Ihre Vorliebe für das Autobiografische und Sachliche blieb zeit ihres Lebens: „Ich hab’s mehrmals versucht, aber ich kann keine G’schichterln erzählen.“ Umso mehr bewundere sie Romanciers und Geschichtenschreiber.

Zahlreiche Auszeichnungen

Zuletzt erschienen „Was Frauen schreiben. Essays“ (2010) und „Zerreißproben. Kommentierte Gedichte“ (Zsolnay, 2013), „Marie von Ebner-Eschenbach. Anwältin der Unterdrückten“ (Mandelbaum, 2016) und „Gegenwind. Gedichte und Interpretationen“ (Zsolnay, 2018). Klüger schrieb auch unter dem Namen Ruth Angress.

Die Autorin erhielt zahlreiche Auszeichnungen, darunter den Österreichischen Staatspreis für Literaturkritik (1997), den Bruno-Kreisky-Preis für das politische Buch (2001), die Ehrendoktorwürde der Universität Göttingen (2003), den Roswitha-Preis (2006), den Lessing-Preis (2007) und den Theodor-Kramer-Preis für Schreiben im Exil (2011).

„Unlösbarer Knoten“

Als ihr 2015 das Ehrendoktorat der Universität Wien verliehen wurde, bezeichnete der damalige SPÖ-Kulturminister Josef Ostermayer diese Würdigung als „ein kleines Stück der Wiedergutmachung“. Auch damals fand Klüger gegenüber der Stadt, die sie vertrieben hatte, kritische Worte. Wien sei für sie eine „Schaukel zwischen Ressentiment und Versöhnungsversuch, aber auf jeden Fall ein unlösbarer Knoten“. Klüger: „Bevor ich aus Österreich auswanderte, habe ich nicht dazugehört.“

Ein Jahr später erhielt sie den Ehrenpreis des bayrischen Ministerpräsidenten im Rahmen des Bayerischen Buchpreises. Begründet wurde dieser Preis damit, dass Klügers Bücher „eine eindringliche Mahnung zu Verantwortung, Menschlichkeit und wacher Aufmerksamkeit“ seien.

„Frau von Courage“

„Und wieder ist eine Stimme verstummt“, reagierte Bundespräsident Alexander Van der Bellen. "Mit Ruth Klüger verlieren wir eine außergewöhnliche Persönlichkeit, der es gelungen ist, unterschiedlichste Welten der Sprache zu verbinden, ohne dabei auf die Unterschiede dieser Welten hinzuweisen. Sie war eine streitbare und vor allem sehr direkte Zeitgenossin“, so die Kultursprecherin der Grünen, Eva Blimlinger.

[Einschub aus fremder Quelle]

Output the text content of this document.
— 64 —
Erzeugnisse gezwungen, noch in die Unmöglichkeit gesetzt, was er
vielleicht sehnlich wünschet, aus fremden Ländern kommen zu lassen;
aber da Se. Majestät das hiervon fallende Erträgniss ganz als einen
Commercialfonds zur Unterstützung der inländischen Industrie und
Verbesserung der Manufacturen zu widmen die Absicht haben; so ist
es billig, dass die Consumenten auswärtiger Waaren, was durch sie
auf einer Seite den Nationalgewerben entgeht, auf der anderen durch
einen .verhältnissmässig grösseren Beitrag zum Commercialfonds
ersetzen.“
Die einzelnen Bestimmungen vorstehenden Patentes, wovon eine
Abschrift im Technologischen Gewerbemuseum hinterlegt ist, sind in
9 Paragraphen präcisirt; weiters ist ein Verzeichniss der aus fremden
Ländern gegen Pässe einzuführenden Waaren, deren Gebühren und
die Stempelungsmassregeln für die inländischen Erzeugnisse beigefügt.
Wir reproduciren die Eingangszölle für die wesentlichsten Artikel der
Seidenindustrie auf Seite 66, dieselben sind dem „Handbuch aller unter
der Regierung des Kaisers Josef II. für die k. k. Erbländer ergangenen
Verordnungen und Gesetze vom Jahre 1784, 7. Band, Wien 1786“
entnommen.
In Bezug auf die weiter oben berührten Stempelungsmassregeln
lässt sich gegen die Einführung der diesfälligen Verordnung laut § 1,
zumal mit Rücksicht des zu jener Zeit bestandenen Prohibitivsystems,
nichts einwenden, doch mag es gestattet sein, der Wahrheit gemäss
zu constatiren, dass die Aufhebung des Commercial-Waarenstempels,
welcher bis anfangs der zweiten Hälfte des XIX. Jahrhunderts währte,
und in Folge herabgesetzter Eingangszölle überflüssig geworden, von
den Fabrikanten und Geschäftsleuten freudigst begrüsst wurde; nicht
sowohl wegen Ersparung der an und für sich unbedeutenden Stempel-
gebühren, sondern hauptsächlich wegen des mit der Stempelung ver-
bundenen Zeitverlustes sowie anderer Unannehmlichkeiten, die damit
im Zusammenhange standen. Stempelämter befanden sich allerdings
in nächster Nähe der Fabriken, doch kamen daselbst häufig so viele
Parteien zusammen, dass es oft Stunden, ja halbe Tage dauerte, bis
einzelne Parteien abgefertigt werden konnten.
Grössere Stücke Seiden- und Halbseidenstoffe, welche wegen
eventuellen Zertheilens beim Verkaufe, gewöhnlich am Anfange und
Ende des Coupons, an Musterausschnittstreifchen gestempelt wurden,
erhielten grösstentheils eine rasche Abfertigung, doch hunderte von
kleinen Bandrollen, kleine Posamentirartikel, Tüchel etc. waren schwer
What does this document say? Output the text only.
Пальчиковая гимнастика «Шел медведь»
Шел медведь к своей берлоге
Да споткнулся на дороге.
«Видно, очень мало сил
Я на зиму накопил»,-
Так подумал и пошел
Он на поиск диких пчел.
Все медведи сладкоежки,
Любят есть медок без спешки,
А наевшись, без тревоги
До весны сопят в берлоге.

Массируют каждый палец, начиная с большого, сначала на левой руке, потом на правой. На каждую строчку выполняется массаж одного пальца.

Als „Frau von Courage und intellektueller Brillanz“ würdigte Grünen-Kulturstaatssekretärin Andrea Mayer die Autorin und Wissenschaftlerin: „Ruth Klüger war kompromisslos, aber sie war auch verständnisvoll. Klar und deutlich brachte sie zum Ausdruck, dass der Holocaust kein historischer Betriebsunfall war und kollektive Opferthesen aufseiten der Täter nicht der historischen Wahrheit entsprachen.“

Die Wiener SPÖ-Kulturstadträtin Veronica Kaup-Hasler sieht in Klüger eine „Brückenbauerin deutscher Sprache“. Sie habe sich „die Sprache der Täter ihrer Jugend“ nicht nehmen lassen. Das mache Klügers Werk zu einem „verbindenden Element zwischen unterschiedlichen Generationen und Nationen“. Tief betroffen vom Tod Klügers zeigten sich auch SPÖ-Chefin Pamela Rendi-Wagner und SPÖ-Bundesgeschäftsführer Christian Deutsch.